Polarisation sociale et prime excessive aux meilleurs dans chaque domaine
Laurent Habib, dans un livre paru aux PUF en 2012, La force de l’immatériel, estimait qu’on était engagé dans un « changement d’ère » ; que le capitalisme était en train de se réformer lui-même d’une manière radicale. Il relevait des phénomènes comme la montée en puissance d’une économie de la fonctionnalité, dans laquelle on vend de plus en plus des services, personnalisés, plutôt que des biens tangibles. Son livre fait une large place à l’économie sociale et collaborative. Nombre d’ennemis du capitalisme croient pouvoir saluer cette métamorphose de leur vieil ennemi — il serait enfin devenu un peu plus intelligent, un peu moins avide.
Les auteurs de Capitalism without Capital montrent que les effets de cette métamorphose ne vont pas tous dans le sens désiré. En particulier, parce que cette nouvelle mouture du capitalisme a des effets de polarisation sociale. Non seulement l’étalement de la chaîne de valeur à travers les continents favorise outrageusement les concepteurs au détriment des producteurs, mais les effets disruptifs des nouveaux services sur de vieilles activités sont foudroyants. Les biens informationnels mis en ligne gratuitement ou sur abonnement par des réseaux ont bien failli ruiner les industries de la presse et de la musique enregistrée, pour prendre ces deux exemples…

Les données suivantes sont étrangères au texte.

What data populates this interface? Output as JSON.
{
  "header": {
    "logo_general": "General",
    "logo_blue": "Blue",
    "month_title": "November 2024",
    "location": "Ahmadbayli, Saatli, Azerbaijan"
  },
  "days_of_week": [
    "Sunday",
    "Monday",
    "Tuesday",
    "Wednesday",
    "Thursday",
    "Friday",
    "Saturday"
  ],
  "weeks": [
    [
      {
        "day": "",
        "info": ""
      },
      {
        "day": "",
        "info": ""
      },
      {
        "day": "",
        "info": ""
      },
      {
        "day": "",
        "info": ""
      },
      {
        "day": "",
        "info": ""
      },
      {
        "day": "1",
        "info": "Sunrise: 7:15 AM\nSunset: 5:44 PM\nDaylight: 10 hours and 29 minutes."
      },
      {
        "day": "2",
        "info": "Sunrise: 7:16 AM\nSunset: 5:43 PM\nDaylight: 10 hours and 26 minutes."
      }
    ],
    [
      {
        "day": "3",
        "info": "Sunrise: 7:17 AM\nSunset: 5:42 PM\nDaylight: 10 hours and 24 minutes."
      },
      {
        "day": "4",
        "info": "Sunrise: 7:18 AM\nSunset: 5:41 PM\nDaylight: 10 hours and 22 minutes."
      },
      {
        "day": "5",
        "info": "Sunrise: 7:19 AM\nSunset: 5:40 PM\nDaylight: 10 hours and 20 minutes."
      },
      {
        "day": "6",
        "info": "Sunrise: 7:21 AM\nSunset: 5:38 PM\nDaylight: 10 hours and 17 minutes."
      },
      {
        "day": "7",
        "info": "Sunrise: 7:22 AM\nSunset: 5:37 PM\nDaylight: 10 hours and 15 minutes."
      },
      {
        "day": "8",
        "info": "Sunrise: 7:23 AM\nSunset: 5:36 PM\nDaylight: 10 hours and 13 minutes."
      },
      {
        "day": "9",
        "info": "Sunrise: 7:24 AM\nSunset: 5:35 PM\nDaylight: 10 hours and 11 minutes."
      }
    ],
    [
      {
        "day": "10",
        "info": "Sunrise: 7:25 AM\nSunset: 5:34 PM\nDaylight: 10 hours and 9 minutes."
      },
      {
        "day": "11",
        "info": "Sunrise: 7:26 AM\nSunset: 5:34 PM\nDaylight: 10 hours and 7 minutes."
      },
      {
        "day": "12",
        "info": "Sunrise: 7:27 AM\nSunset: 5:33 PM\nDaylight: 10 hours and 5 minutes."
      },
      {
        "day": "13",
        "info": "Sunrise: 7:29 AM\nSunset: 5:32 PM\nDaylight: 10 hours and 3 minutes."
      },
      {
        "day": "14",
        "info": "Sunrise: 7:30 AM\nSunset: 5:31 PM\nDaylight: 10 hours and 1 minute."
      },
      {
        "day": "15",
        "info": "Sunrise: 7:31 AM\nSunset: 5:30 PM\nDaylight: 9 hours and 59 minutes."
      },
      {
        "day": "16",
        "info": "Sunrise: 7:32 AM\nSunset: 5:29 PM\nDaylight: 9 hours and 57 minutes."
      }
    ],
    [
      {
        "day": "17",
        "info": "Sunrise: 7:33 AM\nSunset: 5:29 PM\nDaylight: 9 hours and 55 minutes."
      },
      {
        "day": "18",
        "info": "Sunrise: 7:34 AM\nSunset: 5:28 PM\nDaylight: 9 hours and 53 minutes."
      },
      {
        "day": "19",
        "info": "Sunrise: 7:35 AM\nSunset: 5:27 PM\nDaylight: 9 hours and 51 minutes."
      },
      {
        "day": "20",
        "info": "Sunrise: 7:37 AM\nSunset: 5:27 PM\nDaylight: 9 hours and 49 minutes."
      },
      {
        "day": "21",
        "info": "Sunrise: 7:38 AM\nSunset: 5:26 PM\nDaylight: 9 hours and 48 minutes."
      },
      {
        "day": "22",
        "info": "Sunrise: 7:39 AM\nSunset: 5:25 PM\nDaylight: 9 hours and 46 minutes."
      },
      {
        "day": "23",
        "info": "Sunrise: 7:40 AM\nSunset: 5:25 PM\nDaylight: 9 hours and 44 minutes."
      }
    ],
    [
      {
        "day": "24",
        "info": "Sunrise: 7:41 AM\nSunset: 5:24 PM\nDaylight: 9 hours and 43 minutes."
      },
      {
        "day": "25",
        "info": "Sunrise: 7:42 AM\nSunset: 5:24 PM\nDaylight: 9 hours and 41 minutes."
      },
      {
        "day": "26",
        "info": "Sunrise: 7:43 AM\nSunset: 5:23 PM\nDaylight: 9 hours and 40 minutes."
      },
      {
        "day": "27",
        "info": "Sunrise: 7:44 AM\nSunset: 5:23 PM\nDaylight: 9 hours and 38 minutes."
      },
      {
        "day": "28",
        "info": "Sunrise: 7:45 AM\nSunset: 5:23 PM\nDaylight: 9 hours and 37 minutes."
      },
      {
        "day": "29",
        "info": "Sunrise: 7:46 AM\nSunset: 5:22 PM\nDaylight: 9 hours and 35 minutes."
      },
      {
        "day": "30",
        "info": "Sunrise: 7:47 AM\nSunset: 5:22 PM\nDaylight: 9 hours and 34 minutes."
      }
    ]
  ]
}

Paradoxalement, ce nouveau « capitalisme de la connaissance » n’est guère généreux envers les créateurs de contenus. Il favorise outrageusement un très petit nombre de super gagnants (« the winner takes all »). Et il pousse les innovateurs de pointe, surpayés, à se regrouper au sein de « city hubs » métropoles plaques-tournantes, dont la Silicone Valley est le symbole. On risque de voir la société éclater entre les grands bénéficiaires du nouveau capitalisme et les laissés-pour-compte des vieilles activités. L’élection de Donald Trump a montré la puissance politique de ces derniers.
Deux autres graves défauts des actifs immatériels. Au niveau des entreprises, n’ayant pas de valeur comptable, ils ne peuvent pas servir de garantie aux emprunts bancaires dont une société peut avoir besoin pour se développer. Au niveau des Etats, les biens immatériels rendent bien compliqué le travail des administrations fiscales. Plus encore que les flux financiers, les biens immatériels sont difficiles à isoler, donc difficiles à imposer… Les sociétés mondialisées ont tout intérêt à localiser leurs actifs immatériels dans les pays où ils seront le moins imposés, tout en louant leurs licences à leurs propres filiales dans les pays les plus imposés, afin de faire baisser les bénéfices imposables de ces filiales…
Vous voyez, le capitalisme immatériel n’est pas forcément la panacée.